Aufschlußreich ist, wer vom Vertrauensverlust der CSU nicht profitiert hat: die durch Ausgrenzung und Diffamierung marginalisierten rechten Parteien. Obwohl der Verlust der absoluten Mehrheit den Schlußpunkt unter das Abdanken der CSU als "demokratische Rechte" im etablierten Parteienspektrum setzte, konnten beispielsweise die rechtskonservativen Republikaner schon mangels Präsenz davon nicht profitieren. Das heißt aber nicht, daß eine Diversifizierung der Parteienlandschaft nach rechts nicht grundsätzlich möglich wäre. Bayern bleibt weiter "bürgerlich"; die Verluste der CSU sind fast ausschließlich der FDP und den Freien Wählern zugekommen. Mit letzteren hat erstmals eine Gruppierung, die Holz vom Holze der CSU ist, den Sprung in den Landtag geschafft.

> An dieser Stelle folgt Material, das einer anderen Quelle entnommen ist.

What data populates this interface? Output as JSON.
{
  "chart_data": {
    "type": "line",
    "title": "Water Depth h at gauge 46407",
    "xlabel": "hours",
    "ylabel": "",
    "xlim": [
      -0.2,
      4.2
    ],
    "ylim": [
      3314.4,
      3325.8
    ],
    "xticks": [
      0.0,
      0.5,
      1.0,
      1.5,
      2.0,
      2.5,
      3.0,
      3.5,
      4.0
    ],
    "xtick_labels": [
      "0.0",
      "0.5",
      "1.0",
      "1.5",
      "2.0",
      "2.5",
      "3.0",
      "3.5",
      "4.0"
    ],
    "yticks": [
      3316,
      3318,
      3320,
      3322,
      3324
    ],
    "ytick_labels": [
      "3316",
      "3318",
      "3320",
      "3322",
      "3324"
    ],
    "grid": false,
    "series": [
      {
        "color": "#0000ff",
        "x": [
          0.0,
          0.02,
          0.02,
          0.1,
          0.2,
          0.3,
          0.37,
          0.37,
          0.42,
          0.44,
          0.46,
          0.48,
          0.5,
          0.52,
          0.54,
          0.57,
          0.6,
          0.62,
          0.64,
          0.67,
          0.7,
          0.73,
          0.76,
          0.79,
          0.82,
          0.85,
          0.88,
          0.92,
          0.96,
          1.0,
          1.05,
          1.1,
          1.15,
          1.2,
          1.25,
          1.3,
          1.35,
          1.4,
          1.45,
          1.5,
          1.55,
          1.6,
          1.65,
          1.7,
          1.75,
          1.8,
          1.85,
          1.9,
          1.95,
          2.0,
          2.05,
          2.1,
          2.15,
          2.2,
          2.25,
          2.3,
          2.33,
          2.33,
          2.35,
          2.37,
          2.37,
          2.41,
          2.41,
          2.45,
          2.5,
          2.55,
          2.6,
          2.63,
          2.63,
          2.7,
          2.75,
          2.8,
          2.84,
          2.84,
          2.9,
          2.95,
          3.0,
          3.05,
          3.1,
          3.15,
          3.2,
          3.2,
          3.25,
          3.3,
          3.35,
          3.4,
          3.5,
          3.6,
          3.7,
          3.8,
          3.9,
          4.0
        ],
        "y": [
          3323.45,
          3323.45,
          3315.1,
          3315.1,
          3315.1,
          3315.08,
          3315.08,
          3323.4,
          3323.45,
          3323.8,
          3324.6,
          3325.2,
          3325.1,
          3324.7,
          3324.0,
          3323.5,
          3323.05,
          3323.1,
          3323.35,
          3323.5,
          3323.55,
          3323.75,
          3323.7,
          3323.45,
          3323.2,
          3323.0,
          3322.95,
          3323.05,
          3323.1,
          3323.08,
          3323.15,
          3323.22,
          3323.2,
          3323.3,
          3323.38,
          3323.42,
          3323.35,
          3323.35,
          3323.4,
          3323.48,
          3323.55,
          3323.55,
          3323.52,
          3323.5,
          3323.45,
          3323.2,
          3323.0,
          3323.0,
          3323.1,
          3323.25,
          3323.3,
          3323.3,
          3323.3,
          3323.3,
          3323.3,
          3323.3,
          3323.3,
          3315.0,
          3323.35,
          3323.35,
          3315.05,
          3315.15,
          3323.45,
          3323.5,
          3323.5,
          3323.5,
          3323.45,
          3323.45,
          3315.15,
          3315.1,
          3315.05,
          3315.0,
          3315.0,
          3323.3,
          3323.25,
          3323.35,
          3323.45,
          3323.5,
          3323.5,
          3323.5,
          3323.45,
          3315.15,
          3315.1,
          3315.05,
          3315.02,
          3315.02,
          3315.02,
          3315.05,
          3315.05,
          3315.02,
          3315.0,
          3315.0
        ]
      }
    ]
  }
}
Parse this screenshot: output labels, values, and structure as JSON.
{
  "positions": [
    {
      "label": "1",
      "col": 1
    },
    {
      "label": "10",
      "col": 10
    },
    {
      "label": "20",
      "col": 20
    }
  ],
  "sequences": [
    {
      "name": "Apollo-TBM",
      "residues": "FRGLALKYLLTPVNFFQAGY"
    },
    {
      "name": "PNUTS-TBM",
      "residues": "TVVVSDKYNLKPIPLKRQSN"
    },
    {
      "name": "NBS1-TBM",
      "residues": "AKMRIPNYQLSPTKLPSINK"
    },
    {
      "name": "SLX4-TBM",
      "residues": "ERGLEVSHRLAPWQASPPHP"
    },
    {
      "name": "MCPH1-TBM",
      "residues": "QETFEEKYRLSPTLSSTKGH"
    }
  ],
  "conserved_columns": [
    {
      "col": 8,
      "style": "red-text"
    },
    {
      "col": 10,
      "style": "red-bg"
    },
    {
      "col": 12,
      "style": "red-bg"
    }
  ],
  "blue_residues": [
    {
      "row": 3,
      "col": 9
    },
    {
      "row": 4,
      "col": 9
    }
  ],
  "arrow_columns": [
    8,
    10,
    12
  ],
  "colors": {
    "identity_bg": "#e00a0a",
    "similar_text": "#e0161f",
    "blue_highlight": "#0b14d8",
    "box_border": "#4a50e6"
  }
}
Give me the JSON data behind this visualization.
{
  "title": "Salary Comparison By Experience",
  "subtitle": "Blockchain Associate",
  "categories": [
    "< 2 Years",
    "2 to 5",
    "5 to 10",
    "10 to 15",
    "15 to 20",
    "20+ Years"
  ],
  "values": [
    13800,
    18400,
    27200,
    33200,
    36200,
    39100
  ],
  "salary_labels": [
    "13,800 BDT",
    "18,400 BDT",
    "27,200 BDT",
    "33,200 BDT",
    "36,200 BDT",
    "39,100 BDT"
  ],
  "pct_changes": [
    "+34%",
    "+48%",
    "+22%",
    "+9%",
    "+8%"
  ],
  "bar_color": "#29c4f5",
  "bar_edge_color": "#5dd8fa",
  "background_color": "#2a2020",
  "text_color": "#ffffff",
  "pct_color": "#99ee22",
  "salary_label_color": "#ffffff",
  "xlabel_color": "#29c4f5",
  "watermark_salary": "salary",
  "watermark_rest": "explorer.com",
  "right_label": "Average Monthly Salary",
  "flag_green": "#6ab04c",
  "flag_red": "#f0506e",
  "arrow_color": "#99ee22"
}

Während die Rückkehr der FDP als wirtschaftsliberales Korrektiv durchaus von Dauer sein könnte, ist die Verstetigung des Erfolgs der Freien Wähler von vielen Unwägbarkeiten abhängig. Wird sich die programmatisch heterogene Gruppierung, die stolz auf ihre vermeintlich pragmatische "Ideologiefreiheit" ist, im politischen Tagesgeschäft zerstreiten und entzaubern? Kann sie auf Dauer als Nicht-Partei ohne einen programmatischen Kernbestand an gestaltenden Inhalten auskommen? Sucht sie diese Linie in der linken CDU-Mitte, wird das Gedränge dort noch enger; sucht sie ihn rechts der CSU, wird der Gegenwind scharf.

Becksteins zaghafte Hoffnung, die "freien" ehemaligen Wähler wieder einzufangen - vor allem in Wahlen zu Bundestag oder Europaparlament, wo diese nicht antreten - ist von daher nicht unbegründet. Auch die Bundes-CDU muß ein Interesse daran haben, die CSU als rechten Flügel der Union wiederauferstehen zu lassen und nicht zu einem Unions-Landesverband unter vielen werden zu lassen: Ohne die starken Stimmenbänke aus Bayern wackelt auch ihre Kanzlerschaft.

Viel hängt für die CSU davon ab, wer nach dem überfälligen Abgang der gescheiterten Führungsmannschaft die Brücke betritt: Den Nimbus wiedergewinnen, dem die CSU ihre absoluten Mehrheiten verdankte, kann - wenn überhaupt - nur ein Charismatiker, der mehr vermittelt als pure Machtbesessenheit.